Bruno Ruiz-Huerta








I’m a Madrid-based artist who aims to express rebellious, ontological, and political themes in a critical and humoresque manner. I like to constantly switch between mediums and materials because not one approach is precise enough to capture every aspect of the human condition. This uncommitting will has allowed me to explore the diversity of art approaches in depth and has served as a basis for a wide skillset.  

Generally, my work fits into discussions of consumerism, high and low art distinctions, and contemporary aesthetics. It is a tendency in my practice to scrutinize living in urban spaces – I have tried street art and investigated digital addiction and surveillance through video installation and AI. This has led me to become interested and document a wide array of subjects and behaviours in my work that have fluctuated over time. Despite my practice being extremely heterogeneous, there is an overarching drive to understand the world through a critical lens, and to find a way to live life expressively in a generation where it seems very hard to.  

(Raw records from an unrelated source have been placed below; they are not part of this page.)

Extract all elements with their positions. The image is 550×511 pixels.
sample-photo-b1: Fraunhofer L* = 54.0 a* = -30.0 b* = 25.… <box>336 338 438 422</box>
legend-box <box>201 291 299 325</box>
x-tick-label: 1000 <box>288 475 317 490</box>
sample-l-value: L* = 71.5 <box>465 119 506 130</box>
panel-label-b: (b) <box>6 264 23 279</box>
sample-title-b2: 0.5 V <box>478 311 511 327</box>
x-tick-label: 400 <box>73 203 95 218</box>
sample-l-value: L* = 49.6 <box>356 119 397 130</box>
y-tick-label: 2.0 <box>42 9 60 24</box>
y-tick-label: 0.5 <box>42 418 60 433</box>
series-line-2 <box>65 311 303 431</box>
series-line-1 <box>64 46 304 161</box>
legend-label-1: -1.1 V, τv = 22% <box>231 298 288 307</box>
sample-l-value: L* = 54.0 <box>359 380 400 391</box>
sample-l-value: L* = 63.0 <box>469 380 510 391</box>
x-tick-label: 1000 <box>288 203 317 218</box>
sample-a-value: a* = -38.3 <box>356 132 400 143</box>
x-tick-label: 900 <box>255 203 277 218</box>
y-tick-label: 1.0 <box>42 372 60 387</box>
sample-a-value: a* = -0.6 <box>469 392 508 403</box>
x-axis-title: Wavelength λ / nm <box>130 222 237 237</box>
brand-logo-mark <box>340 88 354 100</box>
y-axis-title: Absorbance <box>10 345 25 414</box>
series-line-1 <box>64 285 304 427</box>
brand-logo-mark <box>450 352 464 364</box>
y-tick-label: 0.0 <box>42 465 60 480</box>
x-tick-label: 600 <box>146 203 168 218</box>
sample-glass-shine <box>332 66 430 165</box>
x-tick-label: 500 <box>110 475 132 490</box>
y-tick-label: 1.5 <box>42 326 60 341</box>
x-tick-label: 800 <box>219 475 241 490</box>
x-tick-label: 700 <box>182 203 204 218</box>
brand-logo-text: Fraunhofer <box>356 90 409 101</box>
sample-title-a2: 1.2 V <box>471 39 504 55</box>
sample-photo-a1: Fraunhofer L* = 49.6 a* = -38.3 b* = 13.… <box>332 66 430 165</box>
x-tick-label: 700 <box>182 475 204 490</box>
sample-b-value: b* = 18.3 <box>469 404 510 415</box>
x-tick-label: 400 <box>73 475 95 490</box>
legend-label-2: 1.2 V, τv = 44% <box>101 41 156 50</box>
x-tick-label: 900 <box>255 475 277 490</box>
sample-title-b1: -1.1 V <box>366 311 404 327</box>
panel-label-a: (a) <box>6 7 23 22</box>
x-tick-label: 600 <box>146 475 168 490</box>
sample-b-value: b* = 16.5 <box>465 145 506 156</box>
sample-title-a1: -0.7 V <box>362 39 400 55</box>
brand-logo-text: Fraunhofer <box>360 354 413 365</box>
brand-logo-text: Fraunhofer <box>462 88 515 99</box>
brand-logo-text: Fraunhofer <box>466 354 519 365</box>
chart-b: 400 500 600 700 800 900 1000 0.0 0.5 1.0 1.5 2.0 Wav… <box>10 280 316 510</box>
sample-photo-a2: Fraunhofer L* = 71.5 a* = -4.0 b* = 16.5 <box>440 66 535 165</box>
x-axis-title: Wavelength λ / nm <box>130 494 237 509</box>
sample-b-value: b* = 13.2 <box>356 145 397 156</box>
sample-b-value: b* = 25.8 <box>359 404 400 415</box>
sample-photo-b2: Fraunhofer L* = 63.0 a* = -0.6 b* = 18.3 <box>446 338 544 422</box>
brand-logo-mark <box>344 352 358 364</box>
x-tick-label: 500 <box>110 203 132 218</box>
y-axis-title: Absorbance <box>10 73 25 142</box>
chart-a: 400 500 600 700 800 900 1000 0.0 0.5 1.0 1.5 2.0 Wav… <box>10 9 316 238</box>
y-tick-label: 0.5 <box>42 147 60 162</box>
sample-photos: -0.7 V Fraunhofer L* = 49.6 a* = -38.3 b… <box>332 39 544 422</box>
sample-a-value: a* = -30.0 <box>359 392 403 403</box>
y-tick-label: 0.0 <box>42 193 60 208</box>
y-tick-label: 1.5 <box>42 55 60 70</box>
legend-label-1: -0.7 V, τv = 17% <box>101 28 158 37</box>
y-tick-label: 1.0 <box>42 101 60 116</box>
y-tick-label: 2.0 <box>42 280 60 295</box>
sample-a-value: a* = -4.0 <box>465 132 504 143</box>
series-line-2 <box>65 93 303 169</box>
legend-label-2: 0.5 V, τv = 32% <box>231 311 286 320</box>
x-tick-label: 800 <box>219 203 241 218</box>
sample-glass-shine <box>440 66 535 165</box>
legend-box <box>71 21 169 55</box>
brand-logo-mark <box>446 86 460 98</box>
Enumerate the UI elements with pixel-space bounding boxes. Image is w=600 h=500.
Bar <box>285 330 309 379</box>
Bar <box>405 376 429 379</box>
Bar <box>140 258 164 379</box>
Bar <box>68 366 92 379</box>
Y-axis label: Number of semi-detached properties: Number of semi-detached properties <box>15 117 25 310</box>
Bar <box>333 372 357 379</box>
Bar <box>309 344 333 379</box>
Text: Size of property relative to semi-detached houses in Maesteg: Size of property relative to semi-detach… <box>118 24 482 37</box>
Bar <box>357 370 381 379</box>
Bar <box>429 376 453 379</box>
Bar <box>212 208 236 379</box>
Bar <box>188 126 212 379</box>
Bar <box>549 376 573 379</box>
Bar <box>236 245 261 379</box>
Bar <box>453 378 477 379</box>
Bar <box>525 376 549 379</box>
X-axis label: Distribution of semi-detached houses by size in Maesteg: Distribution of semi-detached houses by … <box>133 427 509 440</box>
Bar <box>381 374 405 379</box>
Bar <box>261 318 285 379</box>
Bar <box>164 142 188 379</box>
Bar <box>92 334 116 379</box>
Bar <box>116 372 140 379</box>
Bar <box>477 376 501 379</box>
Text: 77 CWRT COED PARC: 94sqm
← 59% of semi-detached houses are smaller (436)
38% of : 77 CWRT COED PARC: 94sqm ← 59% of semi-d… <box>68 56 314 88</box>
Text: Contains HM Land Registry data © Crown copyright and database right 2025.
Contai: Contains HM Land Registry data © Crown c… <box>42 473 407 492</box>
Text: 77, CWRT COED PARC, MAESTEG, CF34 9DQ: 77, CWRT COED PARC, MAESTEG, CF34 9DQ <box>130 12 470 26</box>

Overall, sculpture has always been paramount in my work, since I enjoy the object’s presence inhabiting the same space as the viewer. In the techno-fossils presented here, process becomes the most important element of the pieces. By searching for trash in populated areas, one becomes more conscious of their surroundings, seeing the dark side of the consumerism moon. To reassemble these findings in creative ways is to provide new meaning to otherwise used, abandoned, maybe even detested items. Casting their physicality with plaster results in a jumbled conundrum that transcends size, they appear simultaneously minuscule and of gargantuan magnitude. The details and distribution of the structures and formations confounds the spectator, as they ask themselves whether they are looking at a city or a pile of miscellaneous junk.